Optimal Moth Eye Nanostructure Array on Transparent Glass Towards Broadband Antireflection

• Published in: ACS applied materials & interfaces Vol. 5; no. 21; pp. 10731 - 10737
• Main Authors: Ji, Seungmuk, Song, Kyungjun, Nguyen, Thanh Binh, Kim, Namsoo, Lim, Hyuneui
• Format: Journal Article
• Language: English
• Published: United States American Chemical Society 13.11.2013
• Subjects: Animals; Bionics - methods; coatings; Eye - chemistry; eyes; Glass; Light; moths; Moths - anatomy & histology; Moths - chemistry; nanomaterials; Nanostructures - chemistry; Nanotechnology - methods; Optical Devices; quartz; reflectance; Silicon - chemistry; solar collectors; Surface Properties; transmittance; arrangement; moth eye; broadband antireflection; mixed shape; nanostructures; transparency
• ISSN: 1944-8244; 1944-8252; 1944-8252
• DOI: 10.1021/am402881x

Broadband antireflection (AR) is essential for improving the photocurrent generation of photovoltaic modules or the enhancement of visibility in optical devices.
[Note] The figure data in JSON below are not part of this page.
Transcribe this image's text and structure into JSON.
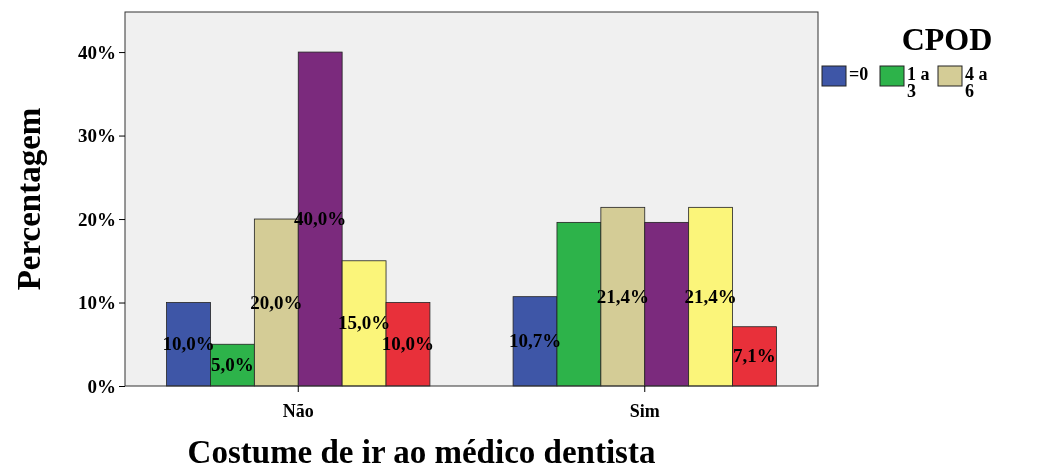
{
  "chart_data": {
    "type": "bar",
    "xlabel": "Costume de ir ao médico dentista",
    "ylabel": "Percentagem",
    "legend_title": "CPOD",
    "categories": [
      "Não",
      "Sim"
    ],
    "ylim": [
      0,
      44.8
    ],
    "yticks": [
      {
        "value": 0,
        "label": "0%"
      },
      {
        "value": 10,
        "label": "10%"
      },
      {
        "value": 20,
        "label": "20%"
      },
      {
        "value": 30,
        "label": "30%"
      },
      {
        "value": 40,
        "label": "40%"
      }
    ],
    "series": [
      {
        "name": "=0",
        "color": "#3e56a7",
        "values": [
          10.0,
          10.7
        ],
        "value_labels": [
          "10,0%",
          "10,7%"
        ]
      },
      {
        "name": "1 a 3",
        "color": "#2db34a",
        "values": [
          5.0,
          19.6
        ],
        "value_labels": [
          "5,0%",
          null
        ]
      },
      {
        "name": "4 a 6",
        "color": "#d4cc96",
        "values": [
          20.0,
          21.4
        ],
        "value_labels": [
          "20,0%",
          "21,4%"
        ]
      },
      {
        "color": "#7b2a7d",
        "values": [
          40.0,
          19.6
        ],
        "value_labels": [
          "40,0%",
          null
        ]
      },
      {
        "color": "#fbf57a",
        "values": [
          15.0,
          21.4
        ],
        "value_labels": [
          "15,0%",
          "21,4%"
        ]
      },
      {
        "color": "#e8303a",
        "values": [
          10.0,
          7.1
        ],
        "value_labels": [
          "10,0%",
          "7,1%"
        ]
      }
    ],
    "grid": false,
    "legend": "top right"
  }
}
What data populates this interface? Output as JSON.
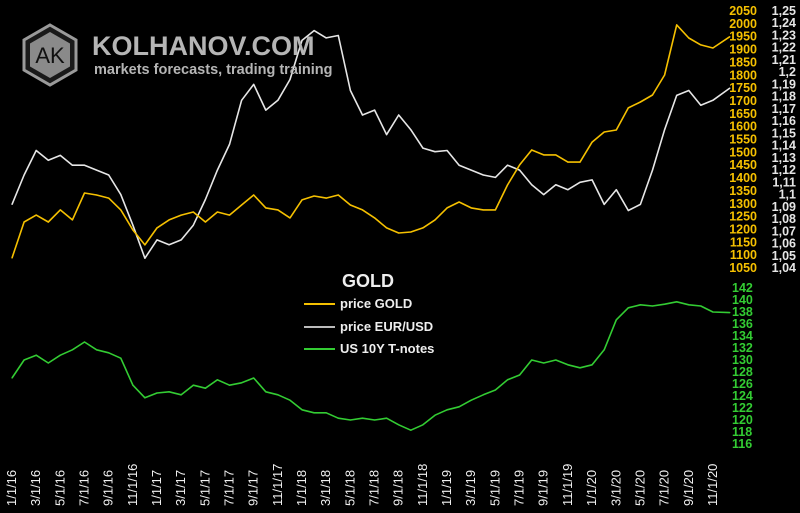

Beyond conventional AR coating methods, moth eye mimicking nanostructures give new directions to enhance broadband antireflection through the selection of geometrical parameters, such as height, periodic distance, shape, and arrangement. This study numerically and experimentally investigates the behavior of light on complex nanostructures designed to mimic the surface of the moth eye with mixed shapes and various arrangements. To obtain broadband AR, we rigorously study the design parameters, such as height, periodic distance, shape, and arrangement, on a transparent quartz substrate. Several kinds of nanopillar arrays are elaborately fabricated including mixed nanostructures comprising pointy and round shapes in ordered and random arrangements via colloidal lithography. The optimal morphology of moth eye nanostructure arrays for broadband antireflection is suggested in view of reflectance and average weight transmittance.